EPUB 3.0 EPUB 3.0 is een standaard die is goedgekeurd door IDPF in 2011. Deze indeling ondersteunt ook audio, video, javascript en verticale Japanse tekst. De nieuwe functies werken echter niet op readers en en apparaten die de EPUB 3.0-standaard niet ondersteunen. EPUB 3.0 met layout Dit is een experimentele indeling die door Adobe Systems wordt gemaakt. De indeling ondersteunt meerdere kolommen, tekstomloop en andere besturingselementen, zodat uw layouts er op alle layouts goed uitzien.
Resolutie (ppi) Kies de resolutie van de afbeeldingen in pixels per inch (ppi). Besturingssystemen hebben standaard een resolutie van 72 ppi of 96 ppi, terwijl de resolutie van mobiele apparatuur varieert van 132 ppi (iPad) en 172 ppi (Sony Reader) tot zelfs meer dan 300 ppi (iPhone 4). U kunt voor elk geselecteerd object een ppi-waarde kiezen. De waarden zijn 72, 96, 150 (gemiddelde voor alle huidige eBook-apparaten) en 300.

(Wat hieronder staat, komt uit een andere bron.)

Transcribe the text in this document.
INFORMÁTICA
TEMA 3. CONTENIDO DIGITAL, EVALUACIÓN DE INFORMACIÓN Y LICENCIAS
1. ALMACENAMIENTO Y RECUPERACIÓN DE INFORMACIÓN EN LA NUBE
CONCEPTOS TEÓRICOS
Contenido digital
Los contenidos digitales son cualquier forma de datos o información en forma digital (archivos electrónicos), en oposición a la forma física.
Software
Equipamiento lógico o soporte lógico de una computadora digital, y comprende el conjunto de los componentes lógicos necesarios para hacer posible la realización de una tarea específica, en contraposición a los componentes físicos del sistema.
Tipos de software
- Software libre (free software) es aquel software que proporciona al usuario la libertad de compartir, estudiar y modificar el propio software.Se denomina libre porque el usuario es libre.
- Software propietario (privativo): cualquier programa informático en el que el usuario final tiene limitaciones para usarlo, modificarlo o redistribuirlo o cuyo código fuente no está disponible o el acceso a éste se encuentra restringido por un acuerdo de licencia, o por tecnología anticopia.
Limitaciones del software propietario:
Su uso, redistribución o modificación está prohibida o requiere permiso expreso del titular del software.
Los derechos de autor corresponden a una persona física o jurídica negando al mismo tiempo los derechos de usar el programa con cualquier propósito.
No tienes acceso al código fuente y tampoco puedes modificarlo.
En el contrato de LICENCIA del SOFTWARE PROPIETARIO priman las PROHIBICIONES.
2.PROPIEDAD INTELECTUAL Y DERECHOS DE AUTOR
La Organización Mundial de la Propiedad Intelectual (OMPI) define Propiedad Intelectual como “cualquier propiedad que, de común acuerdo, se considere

Naar boven Bronnen voor EPUB Gebruik de volgende koppelingen om meer te weten te komen over de EPUB-indeling. Op www.idpf.org vindt u meer informatie over de EPUB-specificatie. Via www.adobe.com/nl/products/digitaleditions kunt u een gratis exemplaar van het Digital Editions-leesprogramma downloaden. Het blog Digital Editions bevat informatie over Digital Editions. Informatie over exporteren naar Kindle vindt u in de whitepaper over InDesign en Kindle (PDF).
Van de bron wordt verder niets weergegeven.